The Omar oilfield, one of the biggest in Syria, had a pre-war output of 30,000 barrels per day, while the Conoco gas field had a pre-war capacity of 13 million cubic metres a day.
In western Syria, meanwhile, four consecutive days of regime bombardment on the rebel-held zone of Eastern Ghouta, outside Damascus, have killed more than 100 civilians, drawing global attention to the regime's deepening effort to reclaim opposition territory.
Warplanes dropped bombs for the fourth consecutive day on Thursday, killing at least 38 civilians and wounding dozens, according to the Observatory.
The latest bloodshed moved the death toll close to 200 for the week and left medics completely overwhelmed. The UN's call earlier this week for a month-long ceasefire to address what it calls a dire humanitarian situation has gone unheeded.
With few bulldozers and precious little fuel to operate them, rescue workers have struggled to reach trapped civilians and are having to work under fire.
"There was a huge, huge escalation against the city. More than one place was reduced to rubble," said Abu Mohammad Omar, a 23-year-old rescue worker.

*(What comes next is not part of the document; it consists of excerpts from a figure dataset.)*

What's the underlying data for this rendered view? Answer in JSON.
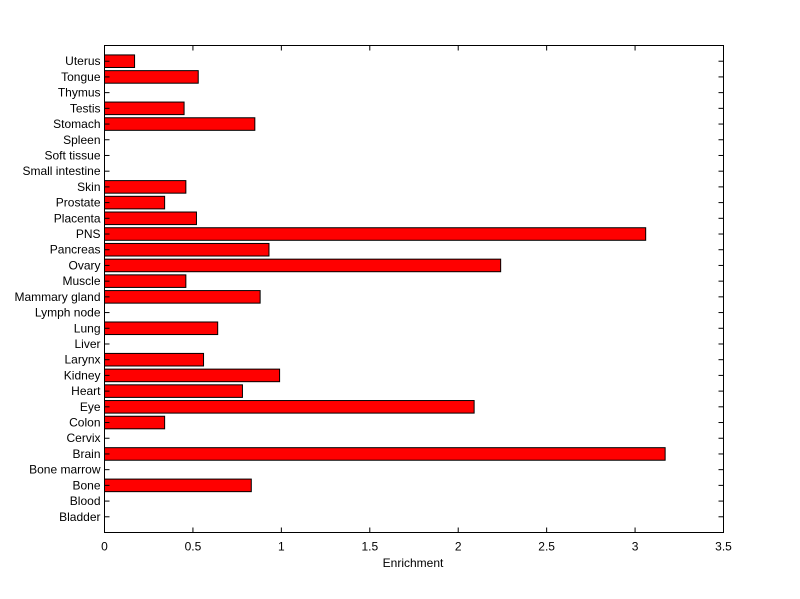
{
  "chart_data": {
    "type": "bar",
    "orientation": "horizontal",
    "title": "",
    "xlabel": "Enrichment",
    "ylabel": "",
    "xlim": [
      0,
      3.5
    ],
    "xticks": [
      "0",
      "0.5",
      "1",
      "1.5",
      "2",
      "2.5",
      "3",
      "3.5"
    ],
    "grid": false,
    "bar_color": "#ff0000",
    "categories": [
      "Bladder",
      "Blood",
      "Bone",
      "Bone marrow",
      "Brain",
      "Cervix",
      "Colon",
      "Eye",
      "Heart",
      "Kidney",
      "Larynx",
      "Liver",
      "Lung",
      "Lymph node",
      "Mammary gland",
      "Muscle",
      "Ovary",
      "Pancreas",
      "PNS",
      "Placenta",
      "Prostate",
      "Skin",
      "Small intestine",
      "Soft tissue",
      "Spleen",
      "Stomach",
      "Testis",
      "Thymus",
      "Tongue",
      "Uterus"
    ],
    "values": [
      0,
      0,
      0.83,
      0,
      3.17,
      0,
      0.34,
      2.09,
      0.78,
      0.99,
      0.56,
      0,
      0.64,
      0,
      0.88,
      0.46,
      2.24,
      0.93,
      3.06,
      0.52,
      0.34,
      0.46,
      0,
      0,
      0,
      0.85,
      0.45,
      0,
      0.53,
      0.17
    ]
  }
}
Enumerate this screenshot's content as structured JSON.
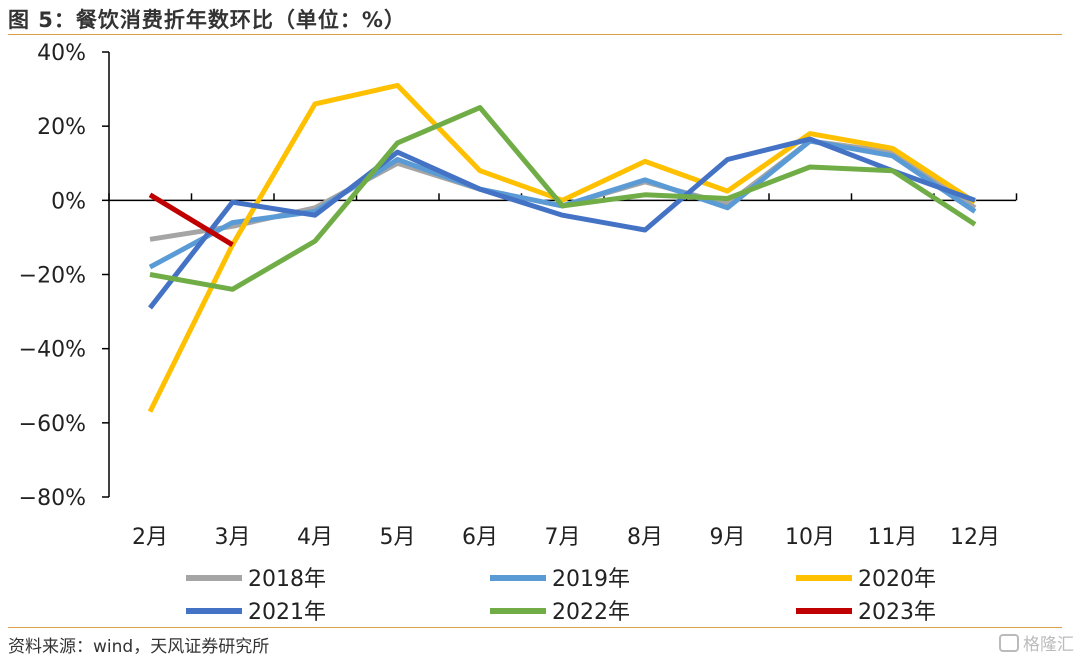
{
  "header": {
    "title": "图 5：餐饮消费折年数环比（单位：%）"
  },
  "footer": {
    "source": "资料来源：wind，天风证券研究所",
    "watermark_text": "格隆汇",
    "watermark_icon": "logo-icon"
  },
  "colors": {
    "accent_rule": "#d9a24a",
    "axis": "#000000"
  },
  "chart_data": {
    "type": "line",
    "title": "图 5：餐饮消费折年数环比（单位：%）",
    "xlabel": "",
    "ylabel": "",
    "categories": [
      "2月",
      "3月",
      "4月",
      "5月",
      "6月",
      "7月",
      "8月",
      "9月",
      "10月",
      "11月",
      "12月"
    ],
    "ylim": [
      -80,
      40
    ],
    "yticks": [
      40,
      20,
      0,
      -20,
      -40,
      -60,
      -80
    ],
    "ytick_labels": [
      "40%",
      "20%",
      "0%",
      "−20%",
      "−40%",
      "−60%",
      "−80%"
    ],
    "grid": false,
    "legend_position": "bottom",
    "series": [
      {
        "name": "2018年",
        "color": "#a5a5a5",
        "values": [
          -10.5,
          -7,
          -2,
          10,
          3,
          -1.5,
          5,
          -1,
          16,
          13,
          -2
        ]
      },
      {
        "name": "2019年",
        "color": "#5b9bd5",
        "values": [
          -18,
          -6,
          -3,
          11,
          3,
          -1.5,
          5.5,
          -2,
          16,
          12,
          -3
        ]
      },
      {
        "name": "2020年",
        "color": "#ffc000",
        "values": [
          -57,
          -12,
          26,
          31,
          8,
          0,
          10.5,
          2.5,
          18,
          14,
          -0.5
        ]
      },
      {
        "name": "2021年",
        "color": "#4472c4",
        "values": [
          -29,
          -0.5,
          -4,
          13,
          3,
          -4,
          -8,
          11,
          16.5,
          8,
          0
        ]
      },
      {
        "name": "2022年",
        "color": "#70ad47",
        "values": [
          -20,
          -24,
          -11,
          15.5,
          25,
          -1.5,
          1.5,
          0.5,
          9,
          8,
          -6.5
        ]
      },
      {
        "name": "2023年",
        "color": "#c00000",
        "values": [
          1.5,
          -12,
          null,
          null,
          null,
          null,
          null,
          null,
          null,
          null,
          null
        ]
      }
    ]
  }
}
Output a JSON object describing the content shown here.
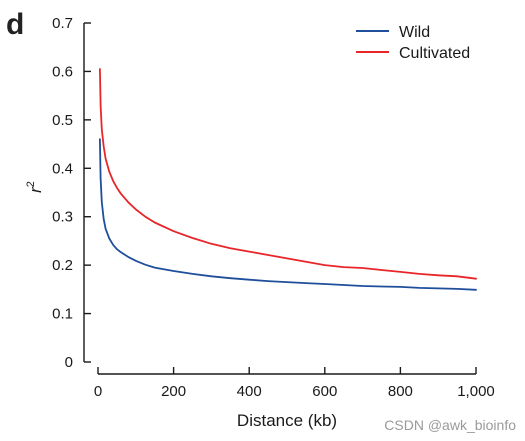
{
  "panel_label": "d",
  "watermark": "CSDN @awk_bioinfo",
  "colors": {
    "wild": "#1f4e9a",
    "cultivated": "#e8262a",
    "axis": "#1a1a1a"
  },
  "chart_data": {
    "type": "line",
    "title": "",
    "xlabel": "Distance (kb)",
    "ylabel_base": "r",
    "ylabel_sup": "2",
    "xlim": [
      0,
      1000
    ],
    "ylim": [
      0,
      0.7
    ],
    "x_ticks": [
      0,
      200,
      400,
      600,
      800,
      1000
    ],
    "x_tick_labels": [
      "0",
      "200",
      "400",
      "600",
      "800",
      "1,000"
    ],
    "y_ticks": [
      0,
      0.1,
      0.2,
      0.3,
      0.4,
      0.5,
      0.6,
      0.7
    ],
    "y_tick_labels": [
      "0",
      "0.1",
      "0.2",
      "0.3",
      "0.4",
      "0.5",
      "0.6",
      "0.7"
    ],
    "legend_position": "top-right",
    "grid": false,
    "series": [
      {
        "name": "Wild",
        "color": "#1f4e9a",
        "x": [
          5,
          7,
          10,
          15,
          20,
          30,
          40,
          50,
          60,
          80,
          100,
          125,
          150,
          200,
          250,
          300,
          350,
          400,
          450,
          500,
          550,
          600,
          650,
          700,
          750,
          800,
          850,
          900,
          950,
          1000
        ],
        "y": [
          0.46,
          0.38,
          0.33,
          0.295,
          0.275,
          0.255,
          0.242,
          0.233,
          0.227,
          0.217,
          0.209,
          0.201,
          0.195,
          0.188,
          0.182,
          0.177,
          0.173,
          0.17,
          0.167,
          0.165,
          0.163,
          0.161,
          0.159,
          0.157,
          0.156,
          0.155,
          0.153,
          0.152,
          0.151,
          0.149
        ]
      },
      {
        "name": "Cultivated",
        "color": "#e8262a",
        "x": [
          5,
          7,
          10,
          15,
          20,
          30,
          40,
          50,
          60,
          80,
          100,
          125,
          150,
          200,
          250,
          300,
          350,
          400,
          450,
          500,
          550,
          600,
          650,
          700,
          750,
          800,
          850,
          900,
          950,
          1000
        ],
        "y": [
          0.605,
          0.53,
          0.48,
          0.445,
          0.42,
          0.393,
          0.374,
          0.36,
          0.348,
          0.33,
          0.315,
          0.3,
          0.288,
          0.27,
          0.256,
          0.244,
          0.235,
          0.228,
          0.221,
          0.214,
          0.207,
          0.2,
          0.196,
          0.194,
          0.19,
          0.186,
          0.182,
          0.179,
          0.177,
          0.172
        ]
      }
    ]
  }
}
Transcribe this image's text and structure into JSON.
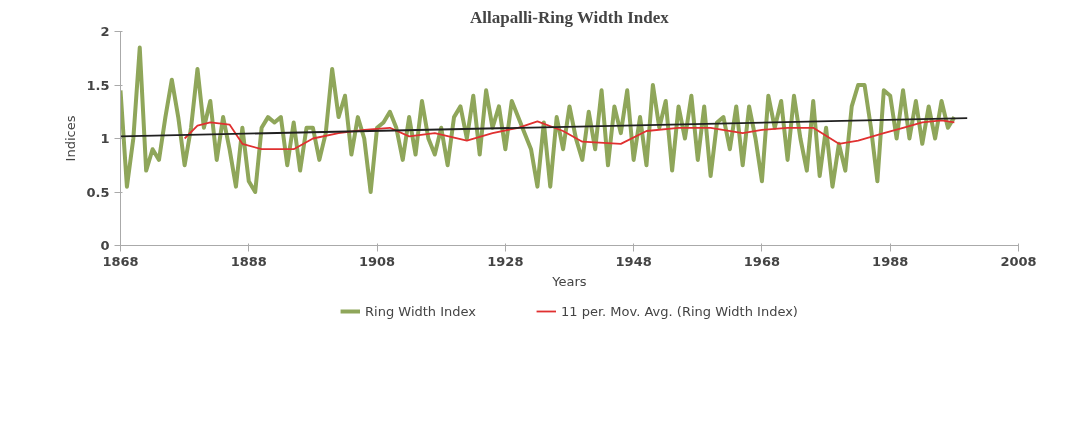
{
  "chart_data": {
    "type": "line",
    "title": "Allapalli-Ring Width Index",
    "xlabel": "Years",
    "ylabel": "Indices",
    "xlim": [
      1868,
      2008
    ],
    "ylim": [
      0,
      2
    ],
    "xticks": [
      1868,
      1888,
      1908,
      1928,
      1948,
      1968,
      1988,
      2008
    ],
    "yticks": [
      0,
      0.5,
      1,
      1.5,
      2
    ],
    "legend": "bottom",
    "series": [
      {
        "name": "Ring Width Index",
        "color": "#8fa65a",
        "x": [
          1868,
          1869,
          1870,
          1871,
          1872,
          1873,
          1874,
          1875,
          1876,
          1877,
          1878,
          1879,
          1880,
          1881,
          1882,
          1883,
          1884,
          1885,
          1886,
          1887,
          1888,
          1889,
          1890,
          1891,
          1892,
          1893,
          1894,
          1895,
          1896,
          1897,
          1898,
          1899,
          1900,
          1901,
          1902,
          1903,
          1904,
          1905,
          1906,
          1907,
          1908,
          1909,
          1910,
          1911,
          1912,
          1913,
          1914,
          1915,
          1916,
          1917,
          1918,
          1919,
          1920,
          1921,
          1922,
          1923,
          1924,
          1925,
          1926,
          1927,
          1928,
          1929,
          1930,
          1931,
          1932,
          1933,
          1934,
          1935,
          1936,
          1937,
          1938,
          1939,
          1940,
          1941,
          1942,
          1943,
          1944,
          1945,
          1946,
          1947,
          1948,
          1949,
          1950,
          1951,
          1952,
          1953,
          1954,
          1955,
          1956,
          1957,
          1958,
          1959,
          1960,
          1961,
          1962,
          1963,
          1964,
          1965,
          1966,
          1967,
          1968,
          1969,
          1970,
          1971,
          1972,
          1973,
          1974,
          1975,
          1976,
          1977,
          1978,
          1979,
          1980,
          1981,
          1982,
          1983,
          1984,
          1985,
          1986,
          1987,
          1988,
          1989,
          1990,
          1991,
          1992,
          1993,
          1994,
          1995,
          1996,
          1997,
          1998
        ],
        "values": [
          1.45,
          0.55,
          1.0,
          1.85,
          0.7,
          0.9,
          0.8,
          1.2,
          1.55,
          1.2,
          0.75,
          1.1,
          1.65,
          1.1,
          1.35,
          0.8,
          1.2,
          0.9,
          0.55,
          1.1,
          0.6,
          0.5,
          1.1,
          1.2,
          1.15,
          1.2,
          0.75,
          1.15,
          0.7,
          1.1,
          1.1,
          0.8,
          1.05,
          1.65,
          1.2,
          1.4,
          0.85,
          1.2,
          1.0,
          0.5,
          1.1,
          1.15,
          1.25,
          1.1,
          0.8,
          1.2,
          0.85,
          1.35,
          1.0,
          0.85,
          1.1,
          0.75,
          1.2,
          1.3,
          1.0,
          1.4,
          0.85,
          1.45,
          1.1,
          1.3,
          0.9,
          1.35,
          1.2,
          1.05,
          0.9,
          0.55,
          1.15,
          0.55,
          1.2,
          0.9,
          1.3,
          1.0,
          0.8,
          1.25,
          0.9,
          1.45,
          0.75,
          1.3,
          1.05,
          1.45,
          0.8,
          1.2,
          0.75,
          1.5,
          1.1,
          1.35,
          0.7,
          1.3,
          1.0,
          1.4,
          0.8,
          1.3,
          0.65,
          1.15,
          1.2,
          0.9,
          1.3,
          0.75,
          1.3,
          1.0,
          0.6,
          1.4,
          1.1,
          1.35,
          0.8,
          1.4,
          1.0,
          0.7,
          1.35,
          0.65,
          1.1,
          0.55,
          0.95,
          0.7,
          1.3,
          1.5,
          1.5,
          1.1,
          0.6,
          1.45,
          1.4,
          1.0,
          1.45,
          1.0,
          1.35,
          0.95,
          1.3,
          1.0,
          1.35,
          1.1,
          1.2
        ]
      },
      {
        "name": "11 per. Mov. Avg. (Ring Width Index)",
        "color": "#e03030",
        "x": [
          1878,
          1880,
          1882,
          1885,
          1887,
          1890,
          1895,
          1898,
          1902,
          1906,
          1910,
          1913,
          1917,
          1922,
          1926,
          1930,
          1933,
          1937,
          1940,
          1946,
          1950,
          1955,
          1960,
          1965,
          1968,
          1972,
          1976,
          1980,
          1983,
          1987,
          1990,
          1993,
          1996,
          1998
        ],
        "values": [
          1.0,
          1.12,
          1.15,
          1.13,
          0.95,
          0.9,
          0.9,
          1.0,
          1.05,
          1.08,
          1.1,
          1.02,
          1.05,
          0.98,
          1.05,
          1.1,
          1.16,
          1.07,
          0.97,
          0.95,
          1.07,
          1.1,
          1.1,
          1.05,
          1.08,
          1.1,
          1.1,
          0.95,
          0.98,
          1.05,
          1.1,
          1.15,
          1.17,
          1.15
        ]
      },
      {
        "color": "#202020",
        "x": [
          1868,
          2000
        ],
        "values": [
          1.02,
          1.19
        ]
      }
    ]
  }
}
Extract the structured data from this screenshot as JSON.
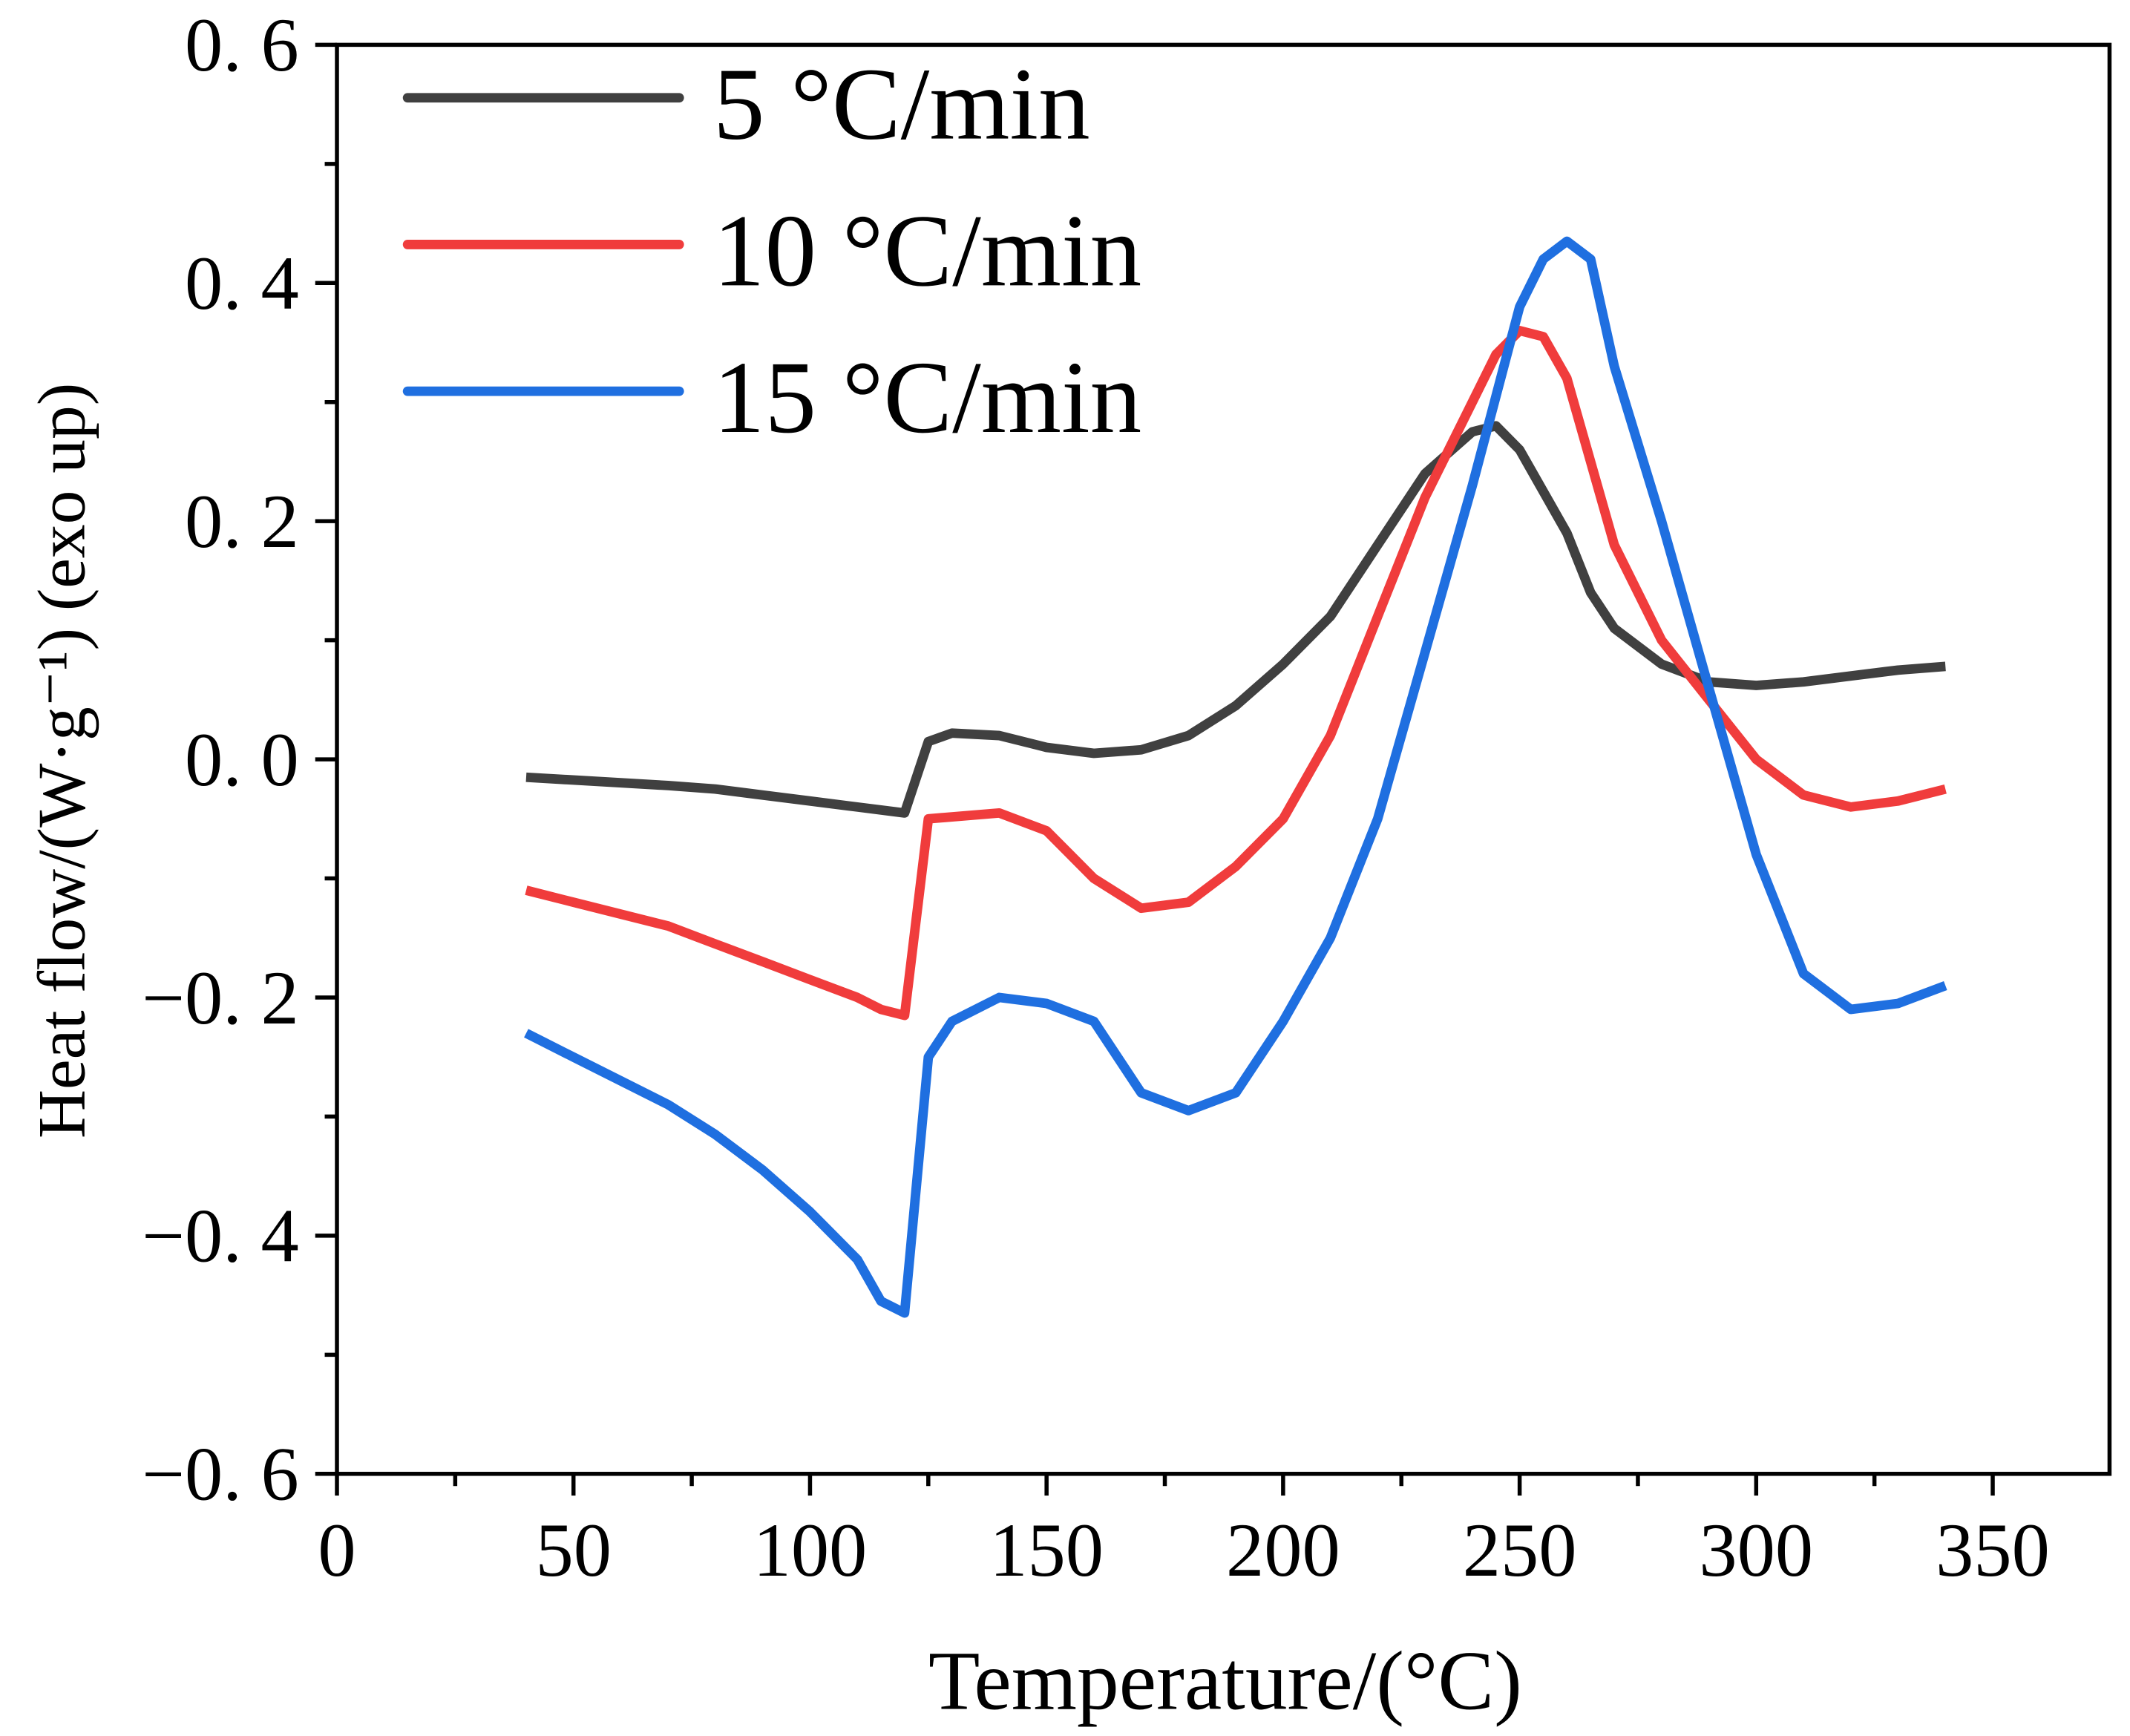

The bombardments are suspected to have involved use of chlorine gas.
British Foreign Secretary Boris Johnson said on Thursday that the last week had involved "new levels of suffering in Eastern Ghouta and Idlib, among these are reports of chemical weapons use".
"This has to stop," he said. "The world is looking at the Assad regime, Russia and Iran: you hold the keys not only to the end of this obscene conflict, but to the safety, humanitarian aid and basic medical treatment that is being denied to millions of people right now in Syria. Your failure to provide this is simply unconscionable."
Eastern Ghouta was one of several so-called de-escalation zones agreed last year by three of the main outside players in the conflict — Turkey, Iran and Russia.
Turkey announced on Thursday it would host a new three-way summit to revive efforts to end the war, which has killed at least 340,000 people and displaced millions since 2011.
A similar effort involving Turkey, Iran and Russia earlier this month made no significant progress.